Le fait d’être digne [d’une qualité quelconque] se traduit par des signes manifestes 1 . Mais il est également possible que les choses soient confuses, et l’attitude de prudence s’impose alors à cause du caractère épiphénoménologique (‘āradh) [instable et temporaire] des signes apparents. La chose attirant à la fois une personne qui la mérite et une qui ne la mérite pas, elle sera donc défendue à l’une des deux [Ce passage est une application de la première phrase].

Sahl [ibn ‘Abd Allāh al-Tustārī] se référait ainsi à ce principe lorsqu’il disait : « Si après l’an 200, il reste à quelqu’un quelque chose de ce que nous enseignons, qu’on enterre alors [ces paroles]. L’ascèse des gens se trouvera dans ces enseignements des Maîtres, alors que l’objet de leur adoration sera leur estomac. » [Ce passage est une application de la deuxième phrase. Il exprime l’idée que les gens venant dans le siècle suivant ne mériteront pas la science du siècle présent]. Puis il a listé un certain nombre de choses qui confirment la corruption de cette discipline à un degré tel que la propager deviendra interdit parce qu’elle aura été mal interprétée quant à ses objectifs. Celui qui l’enseignera sera comme celui qui vend une épée à un voleur de grand chemin.

C’est l’état [dans lequel se trouvent] beaucoup de personnes à l’heure actuelle. Ils ont utilisé la connaissance des vérités subtiles comme un marchepied pour parvenir à certains objectifs : séduire les cœurs des gens du peuple, prendre la richesse des opprimés, mépriser les pauvres et commettre des actes qui sont des innovations évidentes et clairement interdites. Certains sont allés si loin qu’ils ont abandonné complètement leur religion ; pourtant beaucoup de gens ignorants les suivent car ils prétendent détenir l’Héritage [des awliyā] et être spécialistes en la matière (al-fann).

Nous demandons à Allah de nous protéger par Sa Grâce !

Règle 16 :

Traduction

La qualité intrinsèque d’une chose implique qu’elle soit nécessairement donnée (accordée) à quiconque est qualifié pour elle, car celui-ci lui confère alors sa juste valeur et la situe à sa juste place.

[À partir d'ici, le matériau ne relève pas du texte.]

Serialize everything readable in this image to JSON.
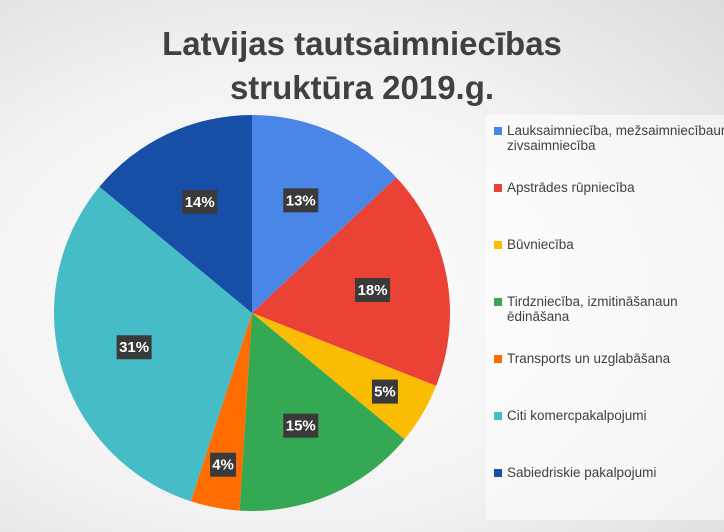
{
  "chart_data": {
    "type": "pie",
    "title": "Latvijas tautsaimniecības struktūra 2019.g.",
    "categories": [
      "Lauksaimniecība, mežsaimniecībaun zivsaimniecība",
      "Apstrādes rūpniecība",
      "Būvniecība",
      "Tirdzniecība, izmitināšanaun ēdināšana",
      "Transports un uzglabāšana",
      "Citi komercpakalpojumi",
      "Sabiedriskie pakalpojumi"
    ],
    "values": [
      13,
      18,
      5,
      15,
      4,
      31,
      14
    ],
    "value_labels": [
      "13%",
      "18%",
      "5%",
      "15%",
      "4%",
      "31%",
      "14%"
    ],
    "colors": [
      "#4a86e8",
      "#ea4335",
      "#fbbc04",
      "#34a853",
      "#ff6d01",
      "#46bdc6",
      "#174ea6"
    ],
    "legend": "right"
  }
}
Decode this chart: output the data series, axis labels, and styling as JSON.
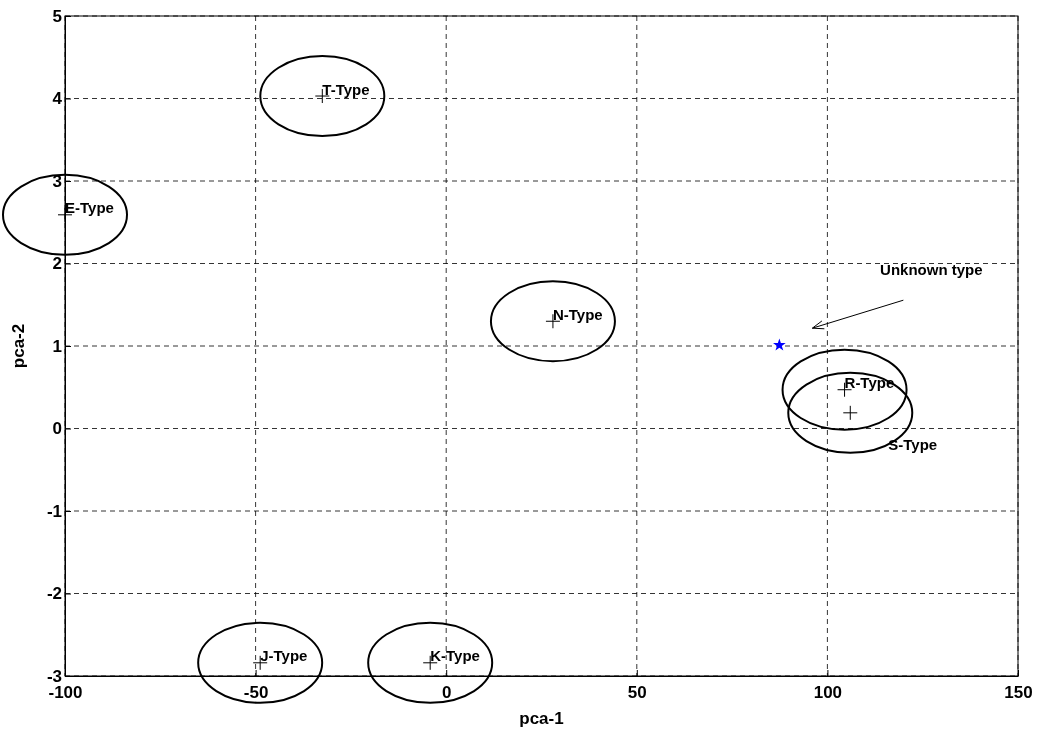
{
  "chart_data": {
    "type": "scatter",
    "xlabel": "pca-1",
    "ylabel": "pca-2",
    "xlim": [
      -100,
      150
    ],
    "xticks": [
      -100,
      -50,
      0,
      50,
      100,
      150
    ],
    "ylim": [
      -3,
      5
    ],
    "yticks": [
      -3,
      -2,
      -1,
      0,
      1,
      2,
      3,
      4,
      5
    ],
    "grid": true,
    "line_style": "dashed",
    "series": [
      {
        "color": "#000000",
        "marker": "cross",
        "x": [
          -32.5,
          -100,
          28,
          104.5,
          106,
          -48.8,
          -4.2
        ],
        "values": [
          4.03,
          2.59,
          1.3,
          0.47,
          0.19,
          -2.84,
          -2.84
        ]
      },
      {
        "color": "#0000ff",
        "marker": "star",
        "x": [
          87.4
        ],
        "values": [
          1.01
        ]
      }
    ],
    "annotations": [
      {
        "text": "T-Type",
        "x": -32.5,
        "y": 4.03
      },
      {
        "text": "E-Type",
        "x": -100,
        "y": 2.59
      },
      {
        "text": "N-Type",
        "x": 28,
        "y": 1.3
      },
      {
        "text": "R-Type",
        "x": 104.5,
        "y": 0.47
      },
      {
        "text": "S-Type",
        "x": 106,
        "y": 0.19
      },
      {
        "text": "J-Type",
        "x": -48.8,
        "y": -2.84
      },
      {
        "text": "K-Type",
        "x": -4.2,
        "y": -2.84
      },
      "Unknown type"
    ]
  }
}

Quiconque n’est pas qualifié pour elle pourrait en fait la gâcher, et c’est souvent le cas ; ou bien cela pourrait l’inciter à la chercher de ses propres moyens, ce qui est rarissime.

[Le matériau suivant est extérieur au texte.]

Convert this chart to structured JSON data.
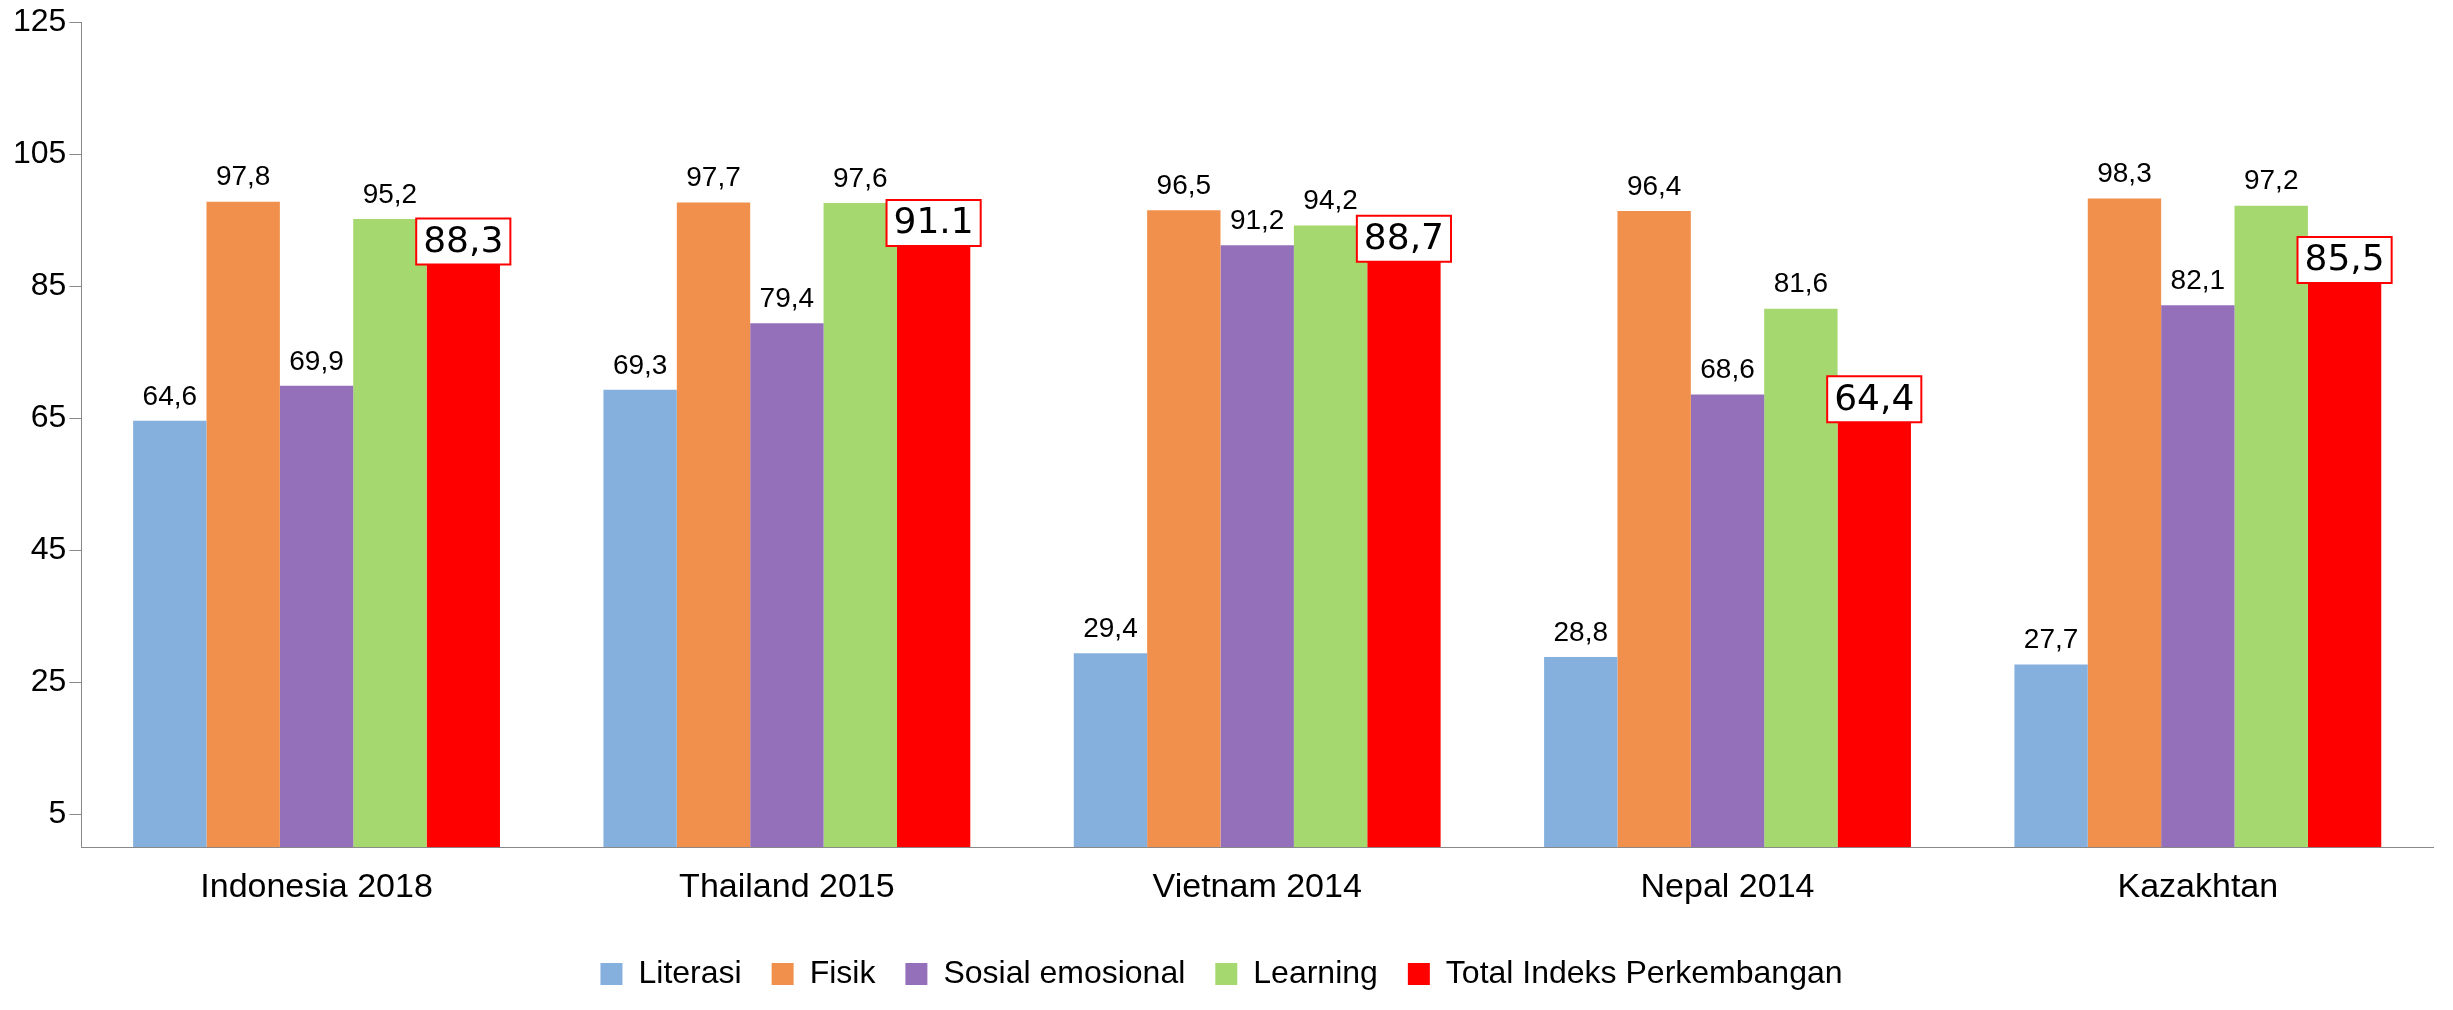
{
  "chart_data": {
    "type": "bar",
    "categories": [
      "Indonesia 2018",
      "Thailand 2015",
      "Vietnam 2014",
      "Nepal 2014",
      "Kazakhtan"
    ],
    "series": [
      {
        "name": "Literasi",
        "color": "#85b0dd",
        "values": [
          64.6,
          69.3,
          29.4,
          28.8,
          27.7
        ],
        "value_labels": [
          "64,6",
          "69,3",
          "29,4",
          "28,8",
          "27,7"
        ]
      },
      {
        "name": "Fisik",
        "color": "#f0904c",
        "values": [
          97.8,
          97.7,
          96.5,
          96.4,
          98.3
        ],
        "value_labels": [
          "97,8",
          "97,7",
          "96,5",
          "96,4",
          "98,3"
        ]
      },
      {
        "name": "Sosial emosional",
        "color": "#9470bb",
        "values": [
          69.9,
          79.4,
          91.2,
          68.6,
          82.1
        ],
        "value_labels": [
          "69,9",
          "79,4",
          "91,2",
          "68,6",
          "82,1"
        ]
      },
      {
        "name": "Learning",
        "color": "#a5d86f",
        "values": [
          95.2,
          97.6,
          94.2,
          81.6,
          97.2
        ],
        "value_labels": [
          "95,2",
          "97,6",
          "94,2",
          "81,6",
          "97,2"
        ]
      },
      {
        "name": "Total Indeks Perkembangan",
        "color": "#ff0000",
        "values": [
          88.3,
          91.1,
          88.7,
          64.4,
          85.5
        ],
        "value_labels": [
          "88,3",
          "91.1",
          "88,7",
          "64,4",
          "85,5"
        ]
      }
    ],
    "ylim": [
      0,
      125
    ],
    "yticks": [
      5,
      25,
      45,
      65,
      85,
      105,
      125
    ],
    "grid": false,
    "legend": "bottom"
  }
}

Par conséquent, les Sufis diffèrent à propos de partager leurs connaissances en dehors de ceux qui sont qualifiés.

Certains disent qu’elles ne devraient être accessibles que pour ceux qui sont aptes [à les recevoir]. C’est l’opinion de Thawrī et d’autres.

D’autres disent qu’elles doivent être accessibles à tous, qu’ils soient aptes ou pas, car la connaissance est trop sacrosainte pour atteindre celui qui en est indigne. C’est l’opinion de Junayd –qu’Allah lui fasse miséricorde–, à qui l’on demanda : « A quelle fréquence appelles-tu à Allah en présence des gens du peuple (vulgum) ? ». Il répondit : « J’appelle plutôt les gens du vulgum quand je suis en présence d’Allah ». Ainsi se termine sa remarque.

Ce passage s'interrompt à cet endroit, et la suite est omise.